Anne Osmer Reporting
We hear of older people going into nursing homes, but it’s not as common to hear about them leaving.
John Sczomak, unit direct of Older Adult Services at Neighborhood Service Organization, has plenty of stories about people leaving nursing homes, however. Hundreds of stories, in fact. This is because over the years, his office has helped move hundreds of people placed into nursing homes into more independent living situations, a task made all the more challenging because Sczomak deals with older adults who are mentally ill.
Mentally ill older adults is “one of the most misunderstood and stigmatized populations,” said Susan Saccaro, unit director for Older Adult Services, which strives to improve mental health and quality of life for seniors. “Often, it’s the poorest of the poor or the most vulnerable that we reach out to.”
Established in 1955, Neighborhood Service Organization (NSO) has helped thousands of seniors reach goals they thought they could never achieve. Through a process call person-centered planning, skilled professionals at the agency work with each individual to devise a plan for the highest level of independent living possible.
“We honor people’s choices,” Saccaro said. “You can’t help someone unless they want to be helped.”
In the case of nursing homes, this might mean moving the person back home or to an apartment with necessary available services.
“Invariably, they want to get out,” said Szcomak, referring to NSO’s clients residing in nursing homes. “They want to go home. They want to leave the nursing home.” Saccaro, Szcomak and their staff members work to achieve that for as many older adults living with mental illness as possible.

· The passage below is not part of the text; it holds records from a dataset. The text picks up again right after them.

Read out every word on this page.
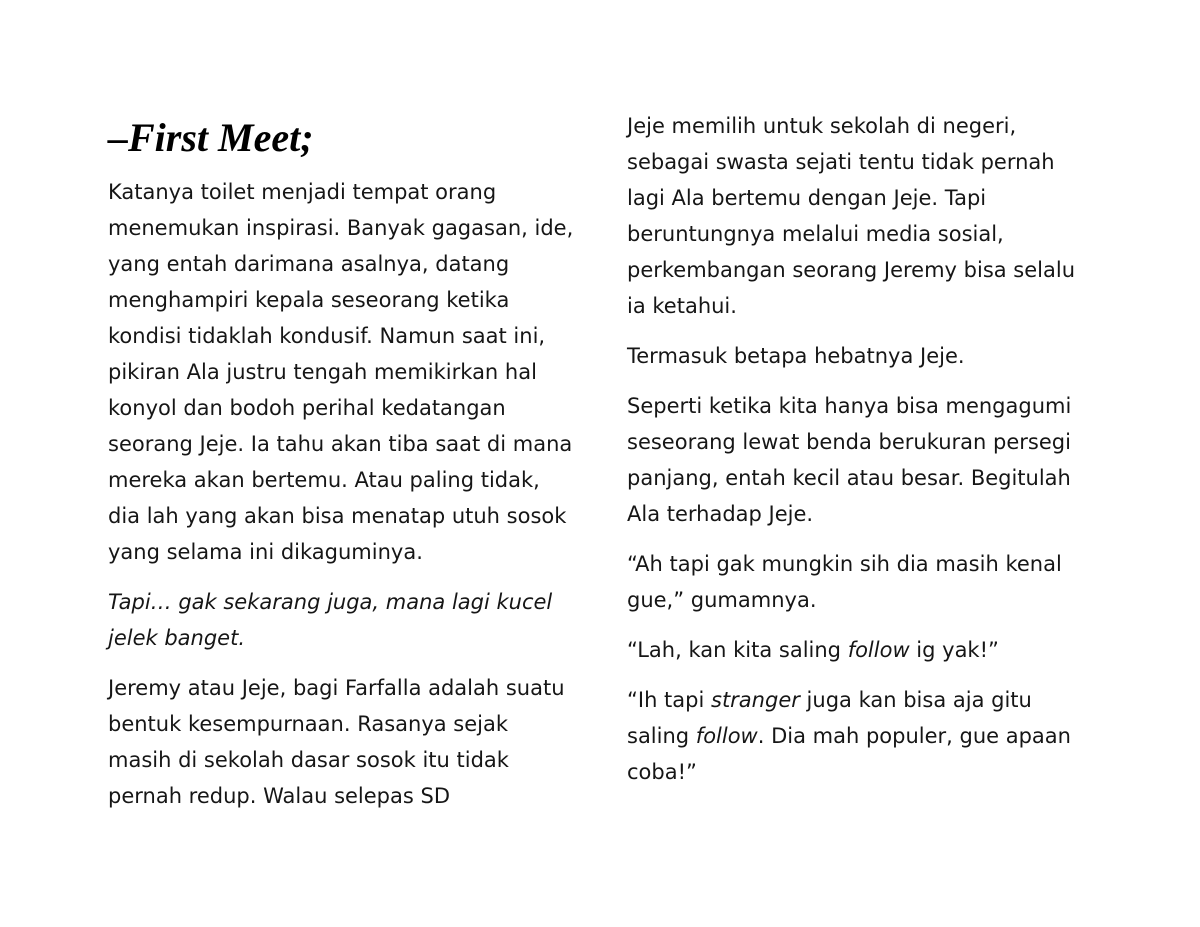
–First Meet;

Katanya toilet menjadi tempat orang menemukan inspirasi. Banyak gagasan, ide, yang entah darimana asalnya, datang menghampiri kepala seseorang ketika kondisi tidaklah kondusif. Namun saat ini, pikiran Ala justru tengah memikirkan hal konyol dan bodoh perihal kedatangan seorang Jeje. Ia tahu akan tiba saat di mana mereka akan bertemu. Atau paling tidak, dia lah yang akan bisa menatap utuh sosok yang selama ini dikaguminya.

Tapi… gak sekarang juga, mana lagi kucel jelek banget.

Jeremy atau Jeje, bagi Farfalla adalah suatu bentuk kesempurnaan. Rasanya sejak masih di sekolah dasar sosok itu tidak pernah redup. Walau selepas SD

Jeje memilih untuk sekolah di negeri, sebagai swasta sejati tentu tidak pernah lagi Ala bertemu dengan Jeje. Tapi beruntungnya melalui media sosial, perkembangan seorang Jeremy bisa selalu ia ketahui.

Termasuk betapa hebatnya Jeje.

Seperti ketika kita hanya bisa mengagumi seseorang lewat benda berukuran persegi panjang, entah kecil atau besar. Begitulah Ala terhadap Jeje.

“Ah tapi gak mungkin sih dia masih kenal gue,” gumamnya.

“Lah, kan kita saling follow ig yak!”

“Ih tapi stranger juga kan bisa aja gitu saling follow. Dia mah populer, gue apaan coba!”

“Our goal is to help the person reach the highest level of independence possible, to reach the highest potential,” Saccaro said.
To do this NSO has teams of people that go into nursing homes in Wayne and Oakland County, to assess the mental health of residents and to train staff in mental health issues and signs of mental illness. When help is needed, NSO has trained psychiatrists, psychologists, nurses and other staff who can follow up with individual treatment plans.
NSO’s residential services features a multidisciplinary team that provides a spectrum of services, from supported independent living to direct care to adult foster care, which is a high-level of 24-hour care for seniors with severe mental health issues.
Diagnosing older adults with mental illness has its challenges, Saccaro said. Seniors can find themselves in overwhelming situations – for example, when a spouse dies or friends die. It’s a challenge to determine what is happening with the older adult, whether he or she is experiencing a normal or dysfunctional adjustment to a situation, Saccaro said.
Mental health behavioral problems such as addictions sometimes go unnoticed in the senior population, she said. Addiction to prescription pain killers and even Internet pornography can go undetected, often because those behaviors are not what we think of when we think of older adults.
Saccaro suggests that anyone who suspects a senior might have mental health issues, including memory loss or slight disorientation, talk to someone. “Go to an expert,” she said. “Let us help you to determine what the next step might be.” Even if you do not take advantage of any services, “You can always get information for yourself,” she said.
If NSO can’t help directly, their intake department will refer you to an agency or program that can help, she said.